Near-toothless Jason Martin bit into neighbour Richard Henderson's manhood following a text message from the victim's girlfriend asking him to turn his Xbox music down, a court heard.
Martin, believing the complaint to be unfair, then went round to his neighbour's house and an argument broke out. The court heard that Martin claimed he was punched first, held in a headlock and kicked.
However, the 41-year-old, who has no front teeth, has been found guilty of chomping down on Henderson's manhood "like it was a sandwich" through his PJs whilst in the headlock.
Mr Martin told the jury: "I didn't do that…I am not a gay man in any way. The thought of putting a man's penis in my mouth…well it's not for me. Not in a million years would I do it."
However, he admitted to grabbing Mr Henderson's "bits and bobs" to defend himself.
Following the attack at his home in Dover, Mr Henderson, 39, was taken to hospital covered in blood and needing stitches. He told the court: "I've never experienced that kind of pain and I don't want to experience it ever again."
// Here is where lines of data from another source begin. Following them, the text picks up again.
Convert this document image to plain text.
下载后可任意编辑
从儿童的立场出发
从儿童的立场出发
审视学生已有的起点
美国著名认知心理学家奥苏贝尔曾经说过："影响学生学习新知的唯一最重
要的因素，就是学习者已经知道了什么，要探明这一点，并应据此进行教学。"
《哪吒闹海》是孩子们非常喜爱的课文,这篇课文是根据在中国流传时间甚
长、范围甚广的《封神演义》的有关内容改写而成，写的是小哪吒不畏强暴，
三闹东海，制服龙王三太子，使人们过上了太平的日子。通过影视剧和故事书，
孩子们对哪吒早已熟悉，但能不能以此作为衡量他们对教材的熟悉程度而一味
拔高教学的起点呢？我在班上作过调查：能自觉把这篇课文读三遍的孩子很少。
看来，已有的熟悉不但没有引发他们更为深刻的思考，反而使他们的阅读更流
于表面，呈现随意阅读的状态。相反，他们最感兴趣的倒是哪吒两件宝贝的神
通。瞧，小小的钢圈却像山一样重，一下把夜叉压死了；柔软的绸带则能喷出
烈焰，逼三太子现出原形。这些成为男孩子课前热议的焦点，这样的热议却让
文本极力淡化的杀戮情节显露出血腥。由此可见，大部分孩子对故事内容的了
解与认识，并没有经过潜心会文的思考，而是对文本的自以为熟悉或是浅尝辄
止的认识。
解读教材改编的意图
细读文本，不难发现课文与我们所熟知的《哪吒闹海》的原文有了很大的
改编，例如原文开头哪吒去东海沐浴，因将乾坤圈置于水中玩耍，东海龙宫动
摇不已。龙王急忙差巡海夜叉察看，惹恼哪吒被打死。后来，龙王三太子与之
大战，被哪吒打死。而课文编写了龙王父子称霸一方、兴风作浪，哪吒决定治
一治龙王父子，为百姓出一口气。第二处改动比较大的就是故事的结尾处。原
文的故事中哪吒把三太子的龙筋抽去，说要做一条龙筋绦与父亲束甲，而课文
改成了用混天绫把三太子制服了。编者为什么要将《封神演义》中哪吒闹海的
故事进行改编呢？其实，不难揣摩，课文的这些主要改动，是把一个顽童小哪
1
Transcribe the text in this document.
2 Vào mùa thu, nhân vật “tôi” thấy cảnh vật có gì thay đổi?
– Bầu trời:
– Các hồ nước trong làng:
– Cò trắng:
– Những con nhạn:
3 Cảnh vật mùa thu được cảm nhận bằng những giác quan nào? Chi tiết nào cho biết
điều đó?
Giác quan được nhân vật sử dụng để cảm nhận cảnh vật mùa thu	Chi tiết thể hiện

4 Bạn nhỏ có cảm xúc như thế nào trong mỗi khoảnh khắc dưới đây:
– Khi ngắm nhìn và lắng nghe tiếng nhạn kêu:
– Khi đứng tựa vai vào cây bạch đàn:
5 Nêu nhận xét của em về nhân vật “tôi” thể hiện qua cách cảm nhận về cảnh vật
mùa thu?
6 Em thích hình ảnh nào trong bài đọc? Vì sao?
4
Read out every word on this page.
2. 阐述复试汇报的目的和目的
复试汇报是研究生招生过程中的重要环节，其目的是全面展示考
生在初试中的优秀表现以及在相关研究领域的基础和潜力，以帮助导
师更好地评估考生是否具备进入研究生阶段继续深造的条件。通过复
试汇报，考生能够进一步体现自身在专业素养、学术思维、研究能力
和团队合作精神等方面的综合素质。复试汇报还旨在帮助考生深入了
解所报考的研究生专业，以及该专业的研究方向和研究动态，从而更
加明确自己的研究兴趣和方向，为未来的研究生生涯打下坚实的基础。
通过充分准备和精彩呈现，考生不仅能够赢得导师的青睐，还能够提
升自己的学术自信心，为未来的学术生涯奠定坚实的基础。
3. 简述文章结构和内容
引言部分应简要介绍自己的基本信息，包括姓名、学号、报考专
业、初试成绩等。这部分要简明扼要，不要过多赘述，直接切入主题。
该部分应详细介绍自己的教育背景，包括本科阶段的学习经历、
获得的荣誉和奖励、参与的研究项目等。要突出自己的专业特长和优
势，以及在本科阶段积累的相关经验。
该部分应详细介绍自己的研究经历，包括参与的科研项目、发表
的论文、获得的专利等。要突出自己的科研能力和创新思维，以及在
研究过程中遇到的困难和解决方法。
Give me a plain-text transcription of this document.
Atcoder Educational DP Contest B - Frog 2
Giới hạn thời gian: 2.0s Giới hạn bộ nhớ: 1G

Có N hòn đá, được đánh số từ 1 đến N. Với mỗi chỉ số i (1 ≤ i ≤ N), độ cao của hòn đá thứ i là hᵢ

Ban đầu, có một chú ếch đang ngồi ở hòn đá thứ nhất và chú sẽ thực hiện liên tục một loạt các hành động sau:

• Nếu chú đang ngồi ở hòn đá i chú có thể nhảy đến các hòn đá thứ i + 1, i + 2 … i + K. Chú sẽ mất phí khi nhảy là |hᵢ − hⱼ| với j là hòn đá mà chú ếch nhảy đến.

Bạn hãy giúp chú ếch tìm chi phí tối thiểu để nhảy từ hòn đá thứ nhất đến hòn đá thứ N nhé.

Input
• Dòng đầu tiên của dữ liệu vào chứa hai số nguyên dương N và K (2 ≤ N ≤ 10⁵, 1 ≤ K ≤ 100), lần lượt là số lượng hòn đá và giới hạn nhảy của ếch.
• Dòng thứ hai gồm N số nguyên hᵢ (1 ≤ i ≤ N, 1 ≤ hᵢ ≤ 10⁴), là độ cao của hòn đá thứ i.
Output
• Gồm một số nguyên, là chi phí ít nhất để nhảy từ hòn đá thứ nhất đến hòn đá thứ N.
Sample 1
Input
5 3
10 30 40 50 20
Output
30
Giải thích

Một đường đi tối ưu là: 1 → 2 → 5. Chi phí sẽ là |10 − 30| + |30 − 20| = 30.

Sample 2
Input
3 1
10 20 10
Photographs of the injury were shown to the jury, who were warned they didn't "make pleasant viewing".
Martin still had blood around his mouth when interviewed by police, which he claimed was from a "fat lip" he received from a punch, telling the jury: "I have only got a couple of teeth in the lower part of my mouth...I can't even bite into a hard-boiled egg."
Despite Martin denying the allegations, the jury at Canterbury Crown Court found him guilty of wounding with intent to cause serious injury. He will be remanded in custody until sentencing next month.